Читать книгу Обручник. Книга вторая. Иззверец - Евгений Кулькин - Страница 29
Глава вторая. 1902
3
ОглавлениеСерафимович иногда понимал то, что лучше бы было воспринять как недодуманность или недочитанность, что-то явно недовершенное, поскольку в чистом виде оно явно отравляло и без того переполненную ядами повседневности жизнь. И часто это касалось обыкновенного чтения.
Какой-то максимализм давил на него, когда он входил в мир чужих, как говаривал, «необъезженных» образов.
Сперва, как все дикое и именно необъезженное, впечатляло.
Но это ровно до тех пор, пока словно с отстоявшегося молока были сняты сливки, шло одновкусье, заряженная на осмысленность голая, без всяких художественных искусов, суть.
И вот сейчас, бродя по даче Леонида Андреева, одухотворенный уникальными красотами природы, он думал, как бы половчее указать писателю, предложившему ему сотрудничество в «Курьере», что тот, в своем рассказе «Степь» уперся в очевидное лишь только потому, что не осознал главного.
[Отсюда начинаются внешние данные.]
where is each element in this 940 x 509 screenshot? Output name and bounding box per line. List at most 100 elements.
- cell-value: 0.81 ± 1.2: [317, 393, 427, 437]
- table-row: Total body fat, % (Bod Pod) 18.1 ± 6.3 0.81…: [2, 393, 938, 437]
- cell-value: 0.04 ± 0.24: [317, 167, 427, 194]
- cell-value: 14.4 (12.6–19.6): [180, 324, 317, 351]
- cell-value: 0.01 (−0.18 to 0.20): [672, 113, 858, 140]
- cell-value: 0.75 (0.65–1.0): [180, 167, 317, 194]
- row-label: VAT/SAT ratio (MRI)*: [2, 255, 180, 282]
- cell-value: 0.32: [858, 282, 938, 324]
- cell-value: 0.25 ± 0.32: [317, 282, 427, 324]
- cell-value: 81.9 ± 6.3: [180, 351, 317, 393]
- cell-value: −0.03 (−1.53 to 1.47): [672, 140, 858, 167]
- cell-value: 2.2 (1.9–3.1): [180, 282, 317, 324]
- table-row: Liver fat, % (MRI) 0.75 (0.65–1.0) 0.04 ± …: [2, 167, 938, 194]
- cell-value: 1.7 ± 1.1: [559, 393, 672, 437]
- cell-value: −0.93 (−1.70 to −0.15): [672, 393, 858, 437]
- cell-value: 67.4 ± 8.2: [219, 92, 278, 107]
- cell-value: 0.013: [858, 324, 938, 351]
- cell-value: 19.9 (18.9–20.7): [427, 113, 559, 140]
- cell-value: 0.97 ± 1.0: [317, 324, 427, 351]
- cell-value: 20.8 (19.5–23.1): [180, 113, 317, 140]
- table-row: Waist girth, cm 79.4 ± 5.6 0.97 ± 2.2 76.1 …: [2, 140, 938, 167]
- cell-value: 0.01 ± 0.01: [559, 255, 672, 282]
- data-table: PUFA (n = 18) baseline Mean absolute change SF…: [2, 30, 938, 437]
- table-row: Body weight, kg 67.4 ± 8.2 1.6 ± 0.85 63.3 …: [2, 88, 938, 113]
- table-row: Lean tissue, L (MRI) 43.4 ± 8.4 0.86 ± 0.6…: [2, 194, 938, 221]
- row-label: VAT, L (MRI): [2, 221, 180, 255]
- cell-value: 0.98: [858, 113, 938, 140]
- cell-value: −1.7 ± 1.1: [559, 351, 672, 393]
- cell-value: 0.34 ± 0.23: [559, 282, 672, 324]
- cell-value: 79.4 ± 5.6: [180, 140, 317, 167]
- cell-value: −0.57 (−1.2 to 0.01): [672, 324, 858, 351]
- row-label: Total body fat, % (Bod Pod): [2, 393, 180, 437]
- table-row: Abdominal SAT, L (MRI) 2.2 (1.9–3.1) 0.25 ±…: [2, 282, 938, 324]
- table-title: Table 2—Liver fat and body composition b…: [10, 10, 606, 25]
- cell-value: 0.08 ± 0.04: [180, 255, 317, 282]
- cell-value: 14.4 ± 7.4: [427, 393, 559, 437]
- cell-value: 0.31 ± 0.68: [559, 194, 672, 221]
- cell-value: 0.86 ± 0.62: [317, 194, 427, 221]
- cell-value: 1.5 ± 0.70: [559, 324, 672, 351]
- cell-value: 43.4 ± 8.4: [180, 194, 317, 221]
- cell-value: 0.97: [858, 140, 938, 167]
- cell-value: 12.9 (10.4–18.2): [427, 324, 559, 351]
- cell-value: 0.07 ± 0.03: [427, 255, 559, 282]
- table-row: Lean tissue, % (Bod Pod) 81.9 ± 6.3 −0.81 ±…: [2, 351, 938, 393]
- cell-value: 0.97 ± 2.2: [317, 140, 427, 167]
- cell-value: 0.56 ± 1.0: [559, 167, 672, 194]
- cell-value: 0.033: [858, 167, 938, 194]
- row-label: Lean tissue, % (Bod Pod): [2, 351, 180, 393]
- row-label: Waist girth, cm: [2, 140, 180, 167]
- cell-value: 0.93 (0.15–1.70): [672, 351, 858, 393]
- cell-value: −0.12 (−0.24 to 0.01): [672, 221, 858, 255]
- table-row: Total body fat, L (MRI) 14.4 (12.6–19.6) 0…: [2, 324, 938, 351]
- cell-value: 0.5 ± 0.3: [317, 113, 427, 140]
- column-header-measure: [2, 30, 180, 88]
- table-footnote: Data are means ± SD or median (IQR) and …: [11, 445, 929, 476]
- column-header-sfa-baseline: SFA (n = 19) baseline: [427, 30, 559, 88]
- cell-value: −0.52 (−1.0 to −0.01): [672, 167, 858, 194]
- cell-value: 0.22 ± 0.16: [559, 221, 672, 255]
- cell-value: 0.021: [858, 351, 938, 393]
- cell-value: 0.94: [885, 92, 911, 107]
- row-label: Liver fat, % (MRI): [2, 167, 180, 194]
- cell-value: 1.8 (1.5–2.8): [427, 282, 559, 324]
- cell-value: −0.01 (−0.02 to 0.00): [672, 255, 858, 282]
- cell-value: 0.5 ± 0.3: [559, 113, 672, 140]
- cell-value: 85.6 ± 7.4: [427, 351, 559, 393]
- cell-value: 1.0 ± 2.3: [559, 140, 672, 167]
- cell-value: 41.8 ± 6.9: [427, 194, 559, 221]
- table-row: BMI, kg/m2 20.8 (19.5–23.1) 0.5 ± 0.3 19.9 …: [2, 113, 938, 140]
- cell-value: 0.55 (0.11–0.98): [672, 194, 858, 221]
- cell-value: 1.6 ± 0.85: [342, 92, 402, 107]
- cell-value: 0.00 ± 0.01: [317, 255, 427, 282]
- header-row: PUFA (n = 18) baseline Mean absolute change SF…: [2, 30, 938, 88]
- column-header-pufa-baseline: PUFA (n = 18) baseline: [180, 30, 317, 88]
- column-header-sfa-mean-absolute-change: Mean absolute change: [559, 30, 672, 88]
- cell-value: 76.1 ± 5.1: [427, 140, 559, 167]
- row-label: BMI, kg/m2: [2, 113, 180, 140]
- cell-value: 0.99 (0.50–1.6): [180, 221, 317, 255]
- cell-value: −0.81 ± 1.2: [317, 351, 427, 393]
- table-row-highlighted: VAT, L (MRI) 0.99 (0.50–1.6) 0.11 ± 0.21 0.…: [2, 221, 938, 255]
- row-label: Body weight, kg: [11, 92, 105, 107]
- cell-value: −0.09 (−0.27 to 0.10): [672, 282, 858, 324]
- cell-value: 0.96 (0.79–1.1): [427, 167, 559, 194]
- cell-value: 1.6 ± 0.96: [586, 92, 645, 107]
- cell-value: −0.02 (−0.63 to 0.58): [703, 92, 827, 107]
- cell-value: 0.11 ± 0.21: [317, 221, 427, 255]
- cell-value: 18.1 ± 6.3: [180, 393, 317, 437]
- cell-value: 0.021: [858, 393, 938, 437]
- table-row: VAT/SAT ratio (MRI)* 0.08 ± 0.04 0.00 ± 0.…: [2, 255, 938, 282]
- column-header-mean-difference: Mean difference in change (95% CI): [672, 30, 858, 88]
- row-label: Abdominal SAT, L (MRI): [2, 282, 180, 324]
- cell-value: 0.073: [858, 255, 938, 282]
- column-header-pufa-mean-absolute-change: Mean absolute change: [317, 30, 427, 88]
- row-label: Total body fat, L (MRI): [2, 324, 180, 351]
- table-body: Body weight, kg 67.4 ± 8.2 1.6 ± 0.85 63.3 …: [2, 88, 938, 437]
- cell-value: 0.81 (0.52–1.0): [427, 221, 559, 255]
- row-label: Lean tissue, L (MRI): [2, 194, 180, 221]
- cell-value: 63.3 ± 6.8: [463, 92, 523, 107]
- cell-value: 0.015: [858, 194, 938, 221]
Именно борьба делает человека наиболее приближенным к себе самому. А ощущение бесполезности – это предательство своему предназначению на земле.
Причем в рассказе «Жили-были», в котором сама больничная обстановка, кажется, предрасполагает к пессимизму, его нет и в помине. Ибо герой борется. А, значит, живет.
Однажды он чуть ногу не сломал в подобной полемике. Да что там ногу! Голову мог сломать. Причем в буквальном смысле. И случилось это в библиотеке. Когда, доказывая что-то сугубо для него бесспорное, он полез на возду??? за одной из книг, откуда и благополучно сверзился.
Благополучно – тоже без кавычек. Только подвернул ногу и расшиб лоб. И сторож той самой библиотеки, некий безучастный старичок, поинтересовался:
– Ну, вот вы докажете свое. А дальше что?
Простота вопроса обескуражила.
– Лев останется львом, а собака – собакой, – продолжил дедок, – хоть вы их четырежды поменяете местами.
Серафимович, конечно, знал, что в споре выигрывает тот, кто молчит. Но уж больно велик соблазн доказать. А еще лучше – посрамить.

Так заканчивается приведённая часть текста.